Matt, I am interested in the bromide issue. I can't seem to find any info on the internet specific to swimming pools. I know that the two sanitisers are not to be mixed (bromine for a spa and chlorine for a pool), but wans't aware of the 74 ppm of bromide in seawater. Is it your understanding that the 74 ppm bromide is substantial in the water balance/chemistry? I suppose it is a relatively high number against the 5 or so ppm of free chlorine. Also does it lead to the production of chloramines?

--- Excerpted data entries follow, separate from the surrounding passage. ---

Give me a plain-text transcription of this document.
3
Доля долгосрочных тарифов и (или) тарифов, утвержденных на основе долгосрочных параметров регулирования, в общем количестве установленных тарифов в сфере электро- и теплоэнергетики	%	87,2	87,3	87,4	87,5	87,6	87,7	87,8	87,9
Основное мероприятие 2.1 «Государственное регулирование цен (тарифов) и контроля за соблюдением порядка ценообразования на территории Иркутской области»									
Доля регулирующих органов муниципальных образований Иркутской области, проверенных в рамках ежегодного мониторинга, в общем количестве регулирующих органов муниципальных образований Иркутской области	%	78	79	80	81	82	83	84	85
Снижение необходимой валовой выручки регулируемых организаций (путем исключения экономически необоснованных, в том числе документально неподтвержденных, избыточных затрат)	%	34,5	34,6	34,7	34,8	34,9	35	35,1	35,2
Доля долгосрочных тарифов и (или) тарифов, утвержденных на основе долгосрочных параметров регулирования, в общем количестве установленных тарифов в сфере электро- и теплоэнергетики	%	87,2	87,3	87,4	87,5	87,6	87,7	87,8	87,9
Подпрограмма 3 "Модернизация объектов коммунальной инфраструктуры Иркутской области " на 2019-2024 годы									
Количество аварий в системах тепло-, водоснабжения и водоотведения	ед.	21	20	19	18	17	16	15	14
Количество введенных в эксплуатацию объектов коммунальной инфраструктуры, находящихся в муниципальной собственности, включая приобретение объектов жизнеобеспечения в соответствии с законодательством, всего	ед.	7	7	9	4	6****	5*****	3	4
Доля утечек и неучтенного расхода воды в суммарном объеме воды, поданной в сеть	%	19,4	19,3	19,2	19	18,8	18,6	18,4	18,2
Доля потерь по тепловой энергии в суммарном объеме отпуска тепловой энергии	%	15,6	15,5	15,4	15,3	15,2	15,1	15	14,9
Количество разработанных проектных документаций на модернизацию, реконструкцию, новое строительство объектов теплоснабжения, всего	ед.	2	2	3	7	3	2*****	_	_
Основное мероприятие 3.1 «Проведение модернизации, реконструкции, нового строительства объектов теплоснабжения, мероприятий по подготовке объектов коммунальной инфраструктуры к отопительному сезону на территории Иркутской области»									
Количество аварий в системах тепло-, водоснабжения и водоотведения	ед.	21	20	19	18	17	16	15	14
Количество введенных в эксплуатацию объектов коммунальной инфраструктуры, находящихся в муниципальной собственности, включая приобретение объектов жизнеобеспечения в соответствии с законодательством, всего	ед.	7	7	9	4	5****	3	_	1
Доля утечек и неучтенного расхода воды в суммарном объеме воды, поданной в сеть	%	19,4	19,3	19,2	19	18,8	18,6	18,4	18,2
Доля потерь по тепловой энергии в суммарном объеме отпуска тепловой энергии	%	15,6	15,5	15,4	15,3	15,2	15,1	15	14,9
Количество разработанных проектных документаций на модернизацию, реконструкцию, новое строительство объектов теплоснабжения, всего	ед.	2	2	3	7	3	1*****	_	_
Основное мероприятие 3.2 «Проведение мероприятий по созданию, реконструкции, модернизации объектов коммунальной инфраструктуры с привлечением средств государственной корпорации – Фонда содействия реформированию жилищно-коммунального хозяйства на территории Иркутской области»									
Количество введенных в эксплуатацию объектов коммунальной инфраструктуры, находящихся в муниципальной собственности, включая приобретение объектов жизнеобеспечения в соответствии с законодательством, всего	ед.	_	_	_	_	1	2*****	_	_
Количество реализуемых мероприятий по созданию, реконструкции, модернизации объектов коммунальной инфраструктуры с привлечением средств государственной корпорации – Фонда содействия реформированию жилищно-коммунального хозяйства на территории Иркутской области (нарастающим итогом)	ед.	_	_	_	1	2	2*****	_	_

Seawater, one average, has nearly 65ppm (65mg per liter) of bromine as bromide ion (Br-). When you run your chlorinator, you are creating chlorine gas which dissolves rapidly into the water and forms both hypochlorous acid (HOCl) and hypochlorite ions (OCl-). The hypochlorous acid reacts with bromide by oxidizing the bromide to sanitizing bromine (HOBr) while reducing the hypochlorous acid to chloride ion (Cl-) and water. This reaction is constantly happening. So what you are doing, in effect, is running a bromine pool. The problem with bromine is that is cannot be stabilized against UV loss like chlorine is by adding cyanuric acid. So the half life of bromine in a pool is similar to unstabilized chlorine which is roughly 30-40 mins. Bromine is a sanitizer so it will work as a disinfectant but a slightly less powerful oxidizer than chlorine. There is ample bromine in the water to completely use up all the chlorine that your cell generates.

There’s not much you can do about it. And because seawater has all the other mineral issues you are seeing, your cell is going to get used up pretty quickly. The mineral scaling inside the cell will definitely do damage over time.